Wemb­ley and Soccerboss were made by Ariel, an upmarket company that specialised in complex strategy games such as Kingmaker that locked teenage boys (or fat men with beards and Metallica T-shirts) in a room for several days without producing any tangible result other than a collective headache and a refulgent pong. Their two football games are, quite literally, heavy in comparison to their rivals. Soc­cerboss, for instance, outweighs Kevin Keegan’s Matchday by close to a kilo. Wembley, which first ap­peared just after the Second World War (“Like all Ariel games it is British in conception, in its intelligent construction, universality of appeal, as well as in the unrivalled quality of its manufacture,” says the introduction with the same complacency that led the Eng­land international team to unravel) could be played by between three and 12 players. In the open­ing, Monopoly-style, stages players accumulate mon­ey that will allow them to buy teams. The better the team the more they cost. The fact that Spurs are valued at 50 per cent more than Manchester United will be a source of amusement, or pathos depending on your point of view. When “The Cup” begins results are determined by die rolls – the better teams getting to throw dice with higher numbers on them. Inevitably in my experience the game ends with one player having all the semi-finalists while the others look on sourly and pretend to take an interest.

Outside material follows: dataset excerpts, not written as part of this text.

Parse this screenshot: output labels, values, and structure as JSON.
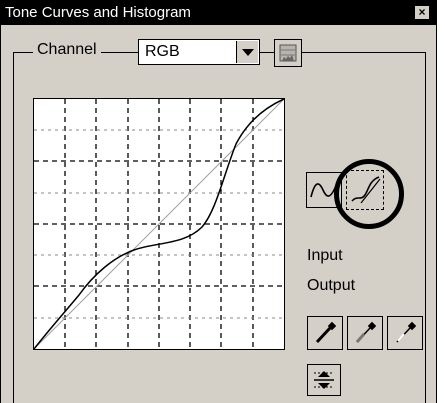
{
  "window": {
    "title": "Tone Curves and Histogram",
    "close_label": "×"
  },
  "channel": {
    "label": "Channel",
    "selected": "RGB"
  },
  "readouts": {
    "input_label": "Input",
    "output_label": "Output"
  },
  "icons": {
    "histogram_toggle": "histogram-icon",
    "smooth_curve": "smooth-curve-icon",
    "freehand_curve": "freehand-curve-icon",
    "black_point": "black-eyedropper-icon",
    "gray_point": "gray-eyedropper-icon",
    "white_point": "white-eyedropper-icon",
    "reset": "reset-levels-icon"
  },
  "colors": {
    "dialog_bg": "#d4d0c8",
    "titlebar_bg": "#000000",
    "titlebar_text": "#ffffff",
    "curve": "#000000",
    "diagonal": "#a0a0a0"
  }
}
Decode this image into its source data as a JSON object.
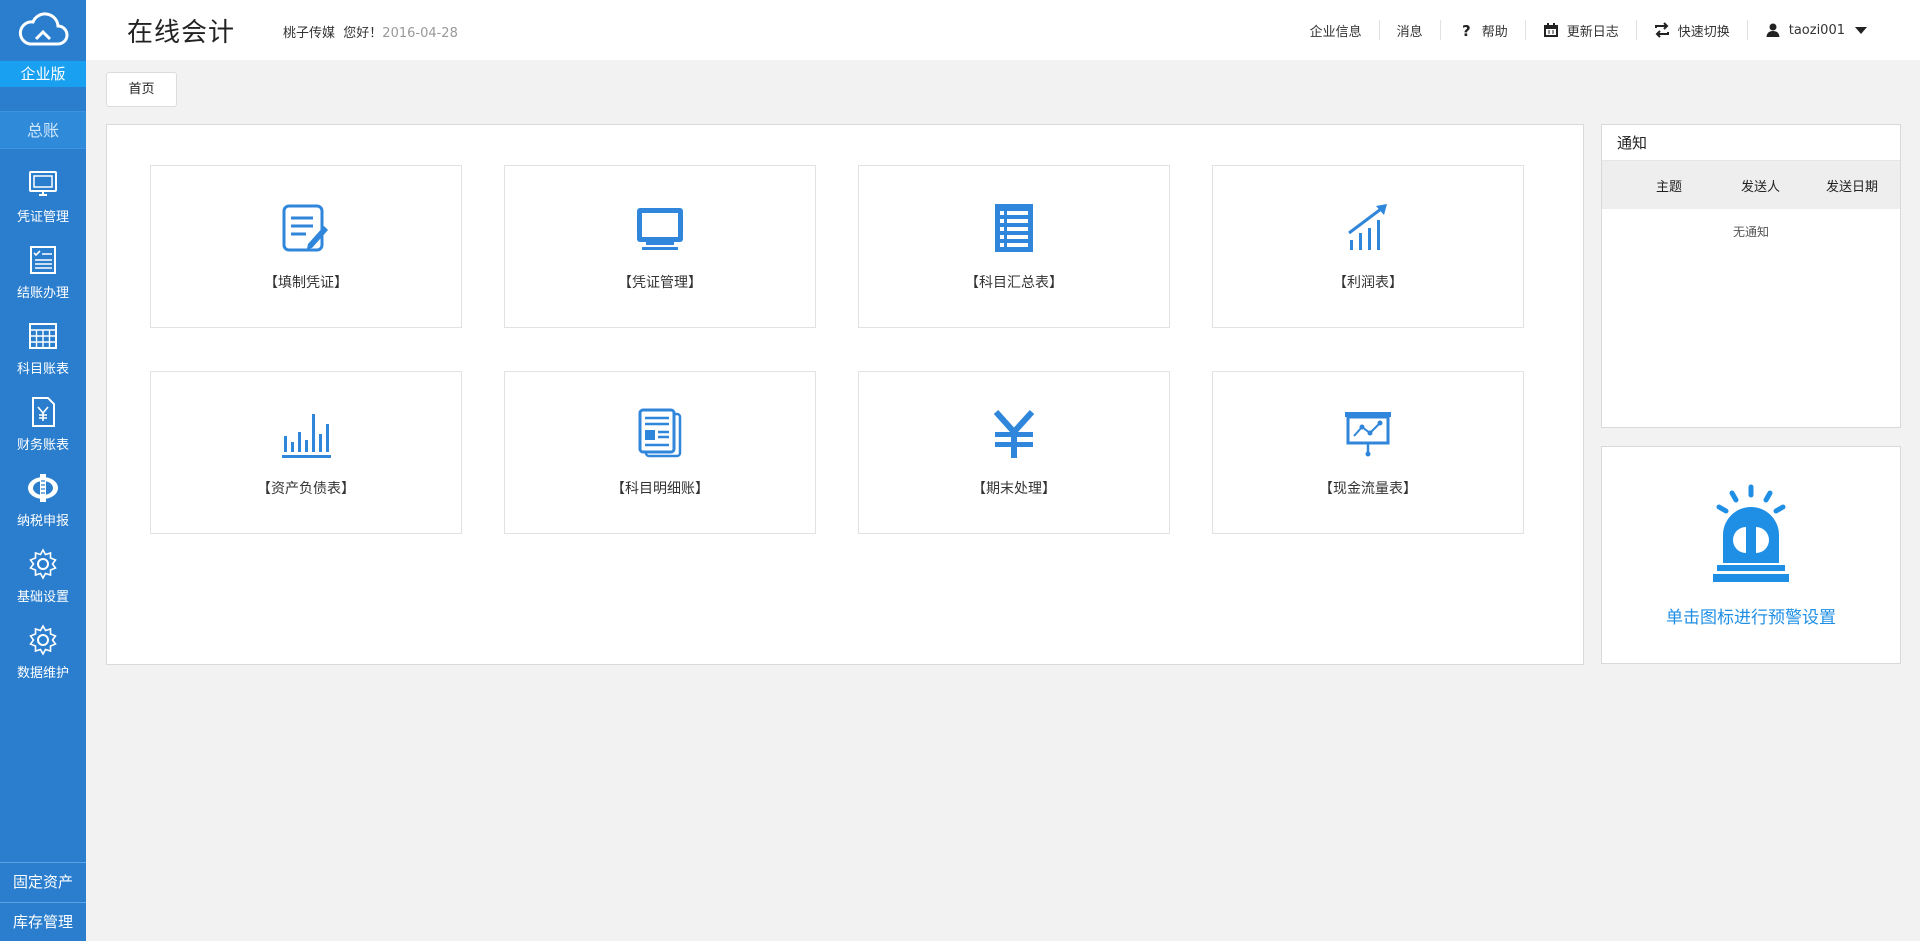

Soccerboss billed itself as “The Exciting Game That Puts You In The Manager’s Hot Seat” (if the cover shot is anything to go on, in those days that gave you access to a big telephone, an in-tray and a cinema screen showing Leeds v Wolves). It has a lot going for it. There are hundreds of brightly coloured little footballers which slot into your team board, an injury and suspension chart and rules that come in the form of a mocked up newspaper with headlines reading “Italians in £400,000 swoop for United Trio” and so on.

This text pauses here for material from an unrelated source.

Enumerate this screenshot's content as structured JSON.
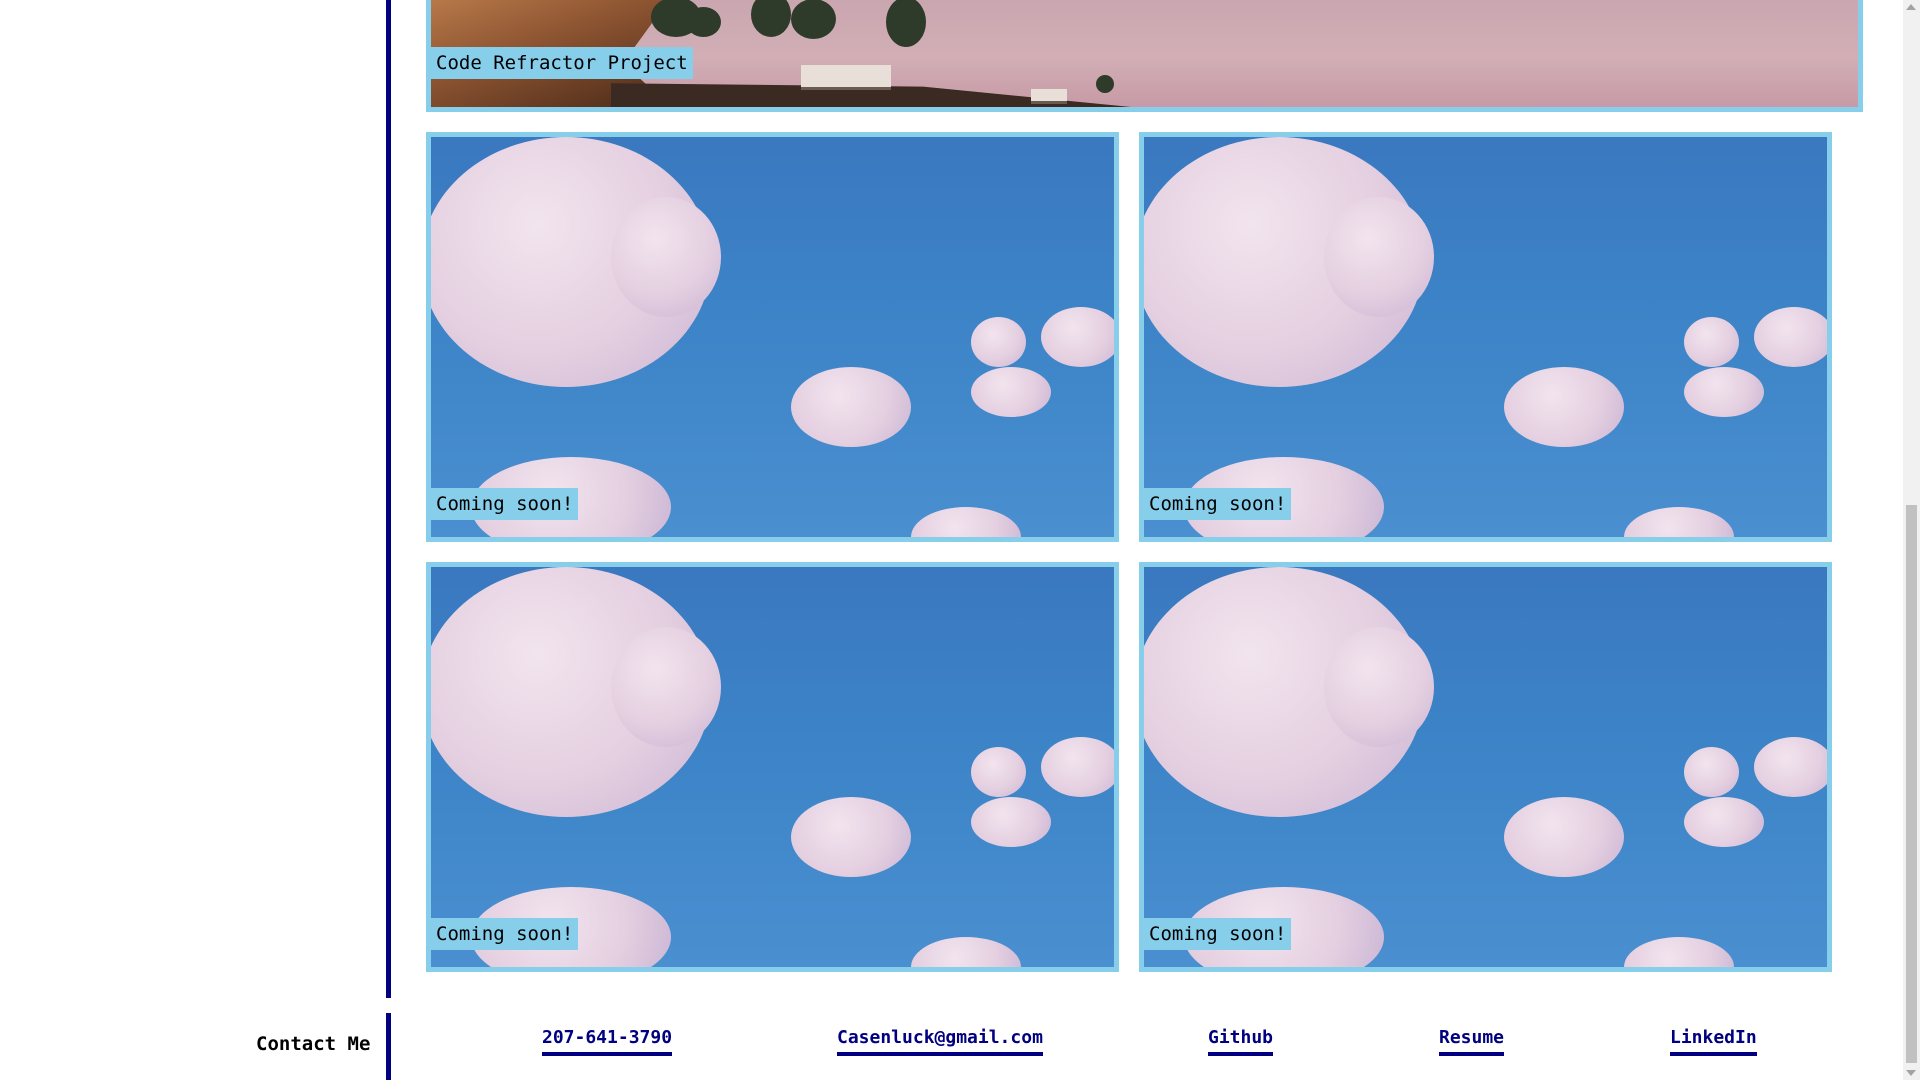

The focus of Soccerboss is a truncated Division One, which mysteriously includes Celtic and Rangers as well as Manchester United, Liverpool and Nottingham Forest (though as the rules point out, these names can easily be replaced with your own favourite team – charmingly the example given is Bishop Auckland). The same dice used in Wembley determine who wins fixtures and at the end the person who has accrued the most points from winning the league, Cup or accumulating the most money is crowned manager of the year. This takes a very long time. If a full complement of eight people is playing, by the halfway point even hard-bitten traditionalists may find themselves join­ing Arsène Wenger in appealing for a winter break.

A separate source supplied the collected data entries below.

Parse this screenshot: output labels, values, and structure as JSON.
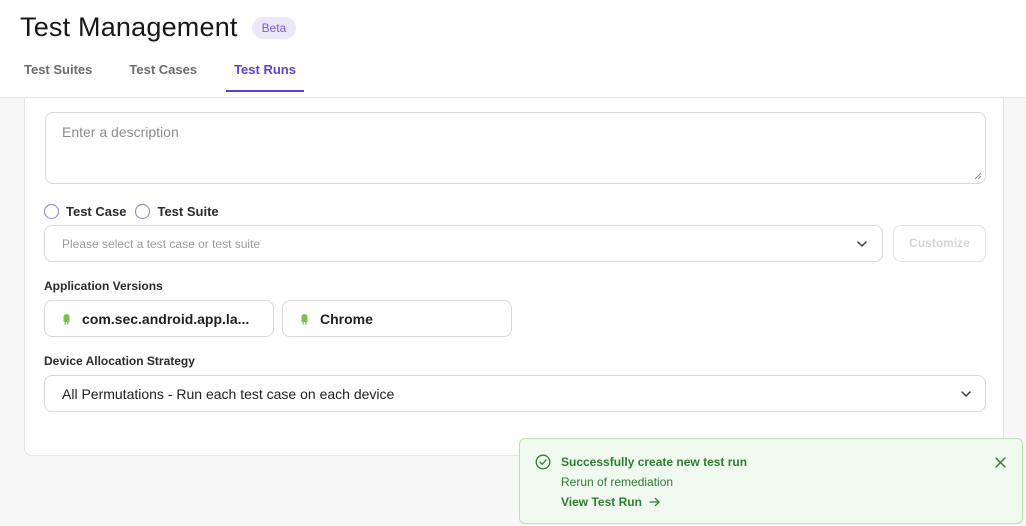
{
  "header": {
    "title": "Test Management",
    "badge": "Beta",
    "tabs": [
      {
        "label": "Test Suites",
        "active": false
      },
      {
        "label": "Test Cases",
        "active": false
      },
      {
        "label": "Test Runs",
        "active": true
      }
    ]
  },
  "form": {
    "description": {
      "placeholder": "Enter a description",
      "value": ""
    },
    "source_options": [
      {
        "label": "Test Case",
        "selected": false
      },
      {
        "label": "Test Suite",
        "selected": false
      }
    ],
    "test_select": {
      "placeholder": "Please select a test case or test suite",
      "icon": "chevron-down-icon"
    },
    "customize_label": "Customize",
    "app_versions": {
      "label": "Application Versions",
      "items": [
        {
          "text": "com.sec.android.app.la...",
          "icon": "android-icon"
        },
        {
          "text": "Chrome",
          "icon": "android-icon"
        }
      ]
    },
    "allocation": {
      "label": "Device Allocation Strategy",
      "value": "All Permutations - Run each test case on each device",
      "icon": "chevron-down-icon"
    }
  },
  "toast": {
    "title": "Successfully create new test run",
    "subtitle": "Rerun of remediation",
    "link": "View Test Run",
    "icons": [
      "check-circle-icon",
      "arrow-right-icon",
      "close-icon"
    ]
  },
  "colors": {
    "accent": "#5b3fd9",
    "badge_bg": "#ece7fb",
    "android_green": "#7cc04c",
    "success_text": "#2f7d32",
    "success_bg": "#f0f9ee",
    "success_border": "#b9e2b1"
  }
}
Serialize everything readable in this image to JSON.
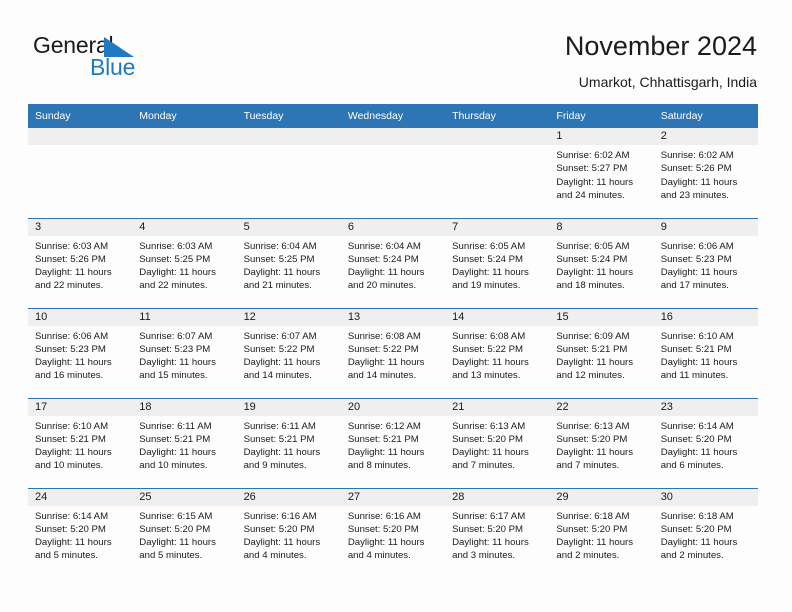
{
  "brand": {
    "name_part1": "General",
    "name_part2": "Blue",
    "triangle_color": "#1f7ac4"
  },
  "header": {
    "title": "November 2024",
    "subtitle": "Umarkot, Chhattisgarh, India"
  },
  "theme": {
    "header_blue": "#2e75b6",
    "daynum_bg": "#efefef",
    "text": "#1b1b1b",
    "page_bg": "#fdfdfd"
  },
  "weekday_headers": [
    "Sunday",
    "Monday",
    "Tuesday",
    "Wednesday",
    "Thursday",
    "Friday",
    "Saturday"
  ],
  "labels": {
    "sunrise_prefix": "Sunrise:",
    "sunset_prefix": "Sunset:",
    "daylight_prefix": "Daylight:"
  },
  "weeks": [
    [
      {
        "day": "",
        "empty": true
      },
      {
        "day": "",
        "empty": true
      },
      {
        "day": "",
        "empty": true
      },
      {
        "day": "",
        "empty": true
      },
      {
        "day": "",
        "empty": true
      },
      {
        "day": "1",
        "sunrise": "Sunrise: 6:02 AM",
        "sunset": "Sunset: 5:27 PM",
        "daylight": "Daylight: 11 hours and 24 minutes."
      },
      {
        "day": "2",
        "sunrise": "Sunrise: 6:02 AM",
        "sunset": "Sunset: 5:26 PM",
        "daylight": "Daylight: 11 hours and 23 minutes."
      }
    ],
    [
      {
        "day": "3",
        "sunrise": "Sunrise: 6:03 AM",
        "sunset": "Sunset: 5:26 PM",
        "daylight": "Daylight: 11 hours and 22 minutes."
      },
      {
        "day": "4",
        "sunrise": "Sunrise: 6:03 AM",
        "sunset": "Sunset: 5:25 PM",
        "daylight": "Daylight: 11 hours and 22 minutes."
      },
      {
        "day": "5",
        "sunrise": "Sunrise: 6:04 AM",
        "sunset": "Sunset: 5:25 PM",
        "daylight": "Daylight: 11 hours and 21 minutes."
      },
      {
        "day": "6",
        "sunrise": "Sunrise: 6:04 AM",
        "sunset": "Sunset: 5:24 PM",
        "daylight": "Daylight: 11 hours and 20 minutes."
      },
      {
        "day": "7",
        "sunrise": "Sunrise: 6:05 AM",
        "sunset": "Sunset: 5:24 PM",
        "daylight": "Daylight: 11 hours and 19 minutes."
      },
      {
        "day": "8",
        "sunrise": "Sunrise: 6:05 AM",
        "sunset": "Sunset: 5:24 PM",
        "daylight": "Daylight: 11 hours and 18 minutes."
      },
      {
        "day": "9",
        "sunrise": "Sunrise: 6:06 AM",
        "sunset": "Sunset: 5:23 PM",
        "daylight": "Daylight: 11 hours and 17 minutes."
      }
    ],
    [
      {
        "day": "10",
        "sunrise": "Sunrise: 6:06 AM",
        "sunset": "Sunset: 5:23 PM",
        "daylight": "Daylight: 11 hours and 16 minutes."
      },
      {
        "day": "11",
        "sunrise": "Sunrise: 6:07 AM",
        "sunset": "Sunset: 5:23 PM",
        "daylight": "Daylight: 11 hours and 15 minutes."
      },
      {
        "day": "12",
        "sunrise": "Sunrise: 6:07 AM",
        "sunset": "Sunset: 5:22 PM",
        "daylight": "Daylight: 11 hours and 14 minutes."
      },
      {
        "day": "13",
        "sunrise": "Sunrise: 6:08 AM",
        "sunset": "Sunset: 5:22 PM",
        "daylight": "Daylight: 11 hours and 14 minutes."
      },
      {
        "day": "14",
        "sunrise": "Sunrise: 6:08 AM",
        "sunset": "Sunset: 5:22 PM",
        "daylight": "Daylight: 11 hours and 13 minutes."
      },
      {
        "day": "15",
        "sunrise": "Sunrise: 6:09 AM",
        "sunset": "Sunset: 5:21 PM",
        "daylight": "Daylight: 11 hours and 12 minutes."
      },
      {
        "day": "16",
        "sunrise": "Sunrise: 6:10 AM",
        "sunset": "Sunset: 5:21 PM",
        "daylight": "Daylight: 11 hours and 11 minutes."
      }
    ],
    [
      {
        "day": "17",
        "sunrise": "Sunrise: 6:10 AM",
        "sunset": "Sunset: 5:21 PM",
        "daylight": "Daylight: 11 hours and 10 minutes."
      },
      {
        "day": "18",
        "sunrise": "Sunrise: 6:11 AM",
        "sunset": "Sunset: 5:21 PM",
        "daylight": "Daylight: 11 hours and 10 minutes."
      },
      {
        "day": "19",
        "sunrise": "Sunrise: 6:11 AM",
        "sunset": "Sunset: 5:21 PM",
        "daylight": "Daylight: 11 hours and 9 minutes."
      },
      {
        "day": "20",
        "sunrise": "Sunrise: 6:12 AM",
        "sunset": "Sunset: 5:21 PM",
        "daylight": "Daylight: 11 hours and 8 minutes."
      },
      {
        "day": "21",
        "sunrise": "Sunrise: 6:13 AM",
        "sunset": "Sunset: 5:20 PM",
        "daylight": "Daylight: 11 hours and 7 minutes."
      },
      {
        "day": "22",
        "sunrise": "Sunrise: 6:13 AM",
        "sunset": "Sunset: 5:20 PM",
        "daylight": "Daylight: 11 hours and 7 minutes."
      },
      {
        "day": "23",
        "sunrise": "Sunrise: 6:14 AM",
        "sunset": "Sunset: 5:20 PM",
        "daylight": "Daylight: 11 hours and 6 minutes."
      }
    ],
    [
      {
        "day": "24",
        "sunrise": "Sunrise: 6:14 AM",
        "sunset": "Sunset: 5:20 PM",
        "daylight": "Daylight: 11 hours and 5 minutes."
      },
      {
        "day": "25",
        "sunrise": "Sunrise: 6:15 AM",
        "sunset": "Sunset: 5:20 PM",
        "daylight": "Daylight: 11 hours and 5 minutes."
      },
      {
        "day": "26",
        "sunrise": "Sunrise: 6:16 AM",
        "sunset": "Sunset: 5:20 PM",
        "daylight": "Daylight: 11 hours and 4 minutes."
      },
      {
        "day": "27",
        "sunrise": "Sunrise: 6:16 AM",
        "sunset": "Sunset: 5:20 PM",
        "daylight": "Daylight: 11 hours and 4 minutes."
      },
      {
        "day": "28",
        "sunrise": "Sunrise: 6:17 AM",
        "sunset": "Sunset: 5:20 PM",
        "daylight": "Daylight: 11 hours and 3 minutes."
      },
      {
        "day": "29",
        "sunrise": "Sunrise: 6:18 AM",
        "sunset": "Sunset: 5:20 PM",
        "daylight": "Daylight: 11 hours and 2 minutes."
      },
      {
        "day": "30",
        "sunrise": "Sunrise: 6:18 AM",
        "sunset": "Sunset: 5:20 PM",
        "daylight": "Daylight: 11 hours and 2 minutes."
      }
    ]
  ]
}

Billy Hamilton’s Football Academy is “The game designed by a professional footballer” and since the copyright is in his name you suspect that for once this may be true. The usual mad randomness prevails (clearly even pros believe the game to be com­pletely controlled by fate), though Football Acad­emy at least takes a different approach to the usual with each player serving a three-year ap­prenticeship before being let loose in the professional game. During their apprenticeship players win effort and skill tokens by landing on squares that say things such as “Your leg hurts in training but you play on. Pick up 2 effort tokens”. Effort tokens are aspirin-sized, blue and marked with the letter E. Those were more innocent times.

Bryan Robson endorses 90 Minutes with the words “It’s a winner” (this is clearly a truncated version of what Bryan really said which was, of course, “As I said earlier, it’s a winner”). 90 Minutes takes place on a pitch, the movement of the ball controlled by dice and the picking up of action cards featuring photographs of two very unathletic looking men in football kits posed against a mocked-up crowd. In many ways the game perfectly recreates the feeling of being a football fan since what is happening on the field is completely out of your control. I played 90 Minutes on my own and after a quarter of an hour was yelling: “Stop passing it backwards, you morons,” just like at a real game.

I could go on about luxury stand cards, the Central Authority Pool and the painting of Malcolm Macdonald on the front of Palitoy’s Superstars, but I wouldn’t want to sound like an obsessive geek. And besides, the auction on a 1920s edition of Car-Soc (“Incorporates every move in football”) ends in 15 minutes and there’s no way I’m missing out on that.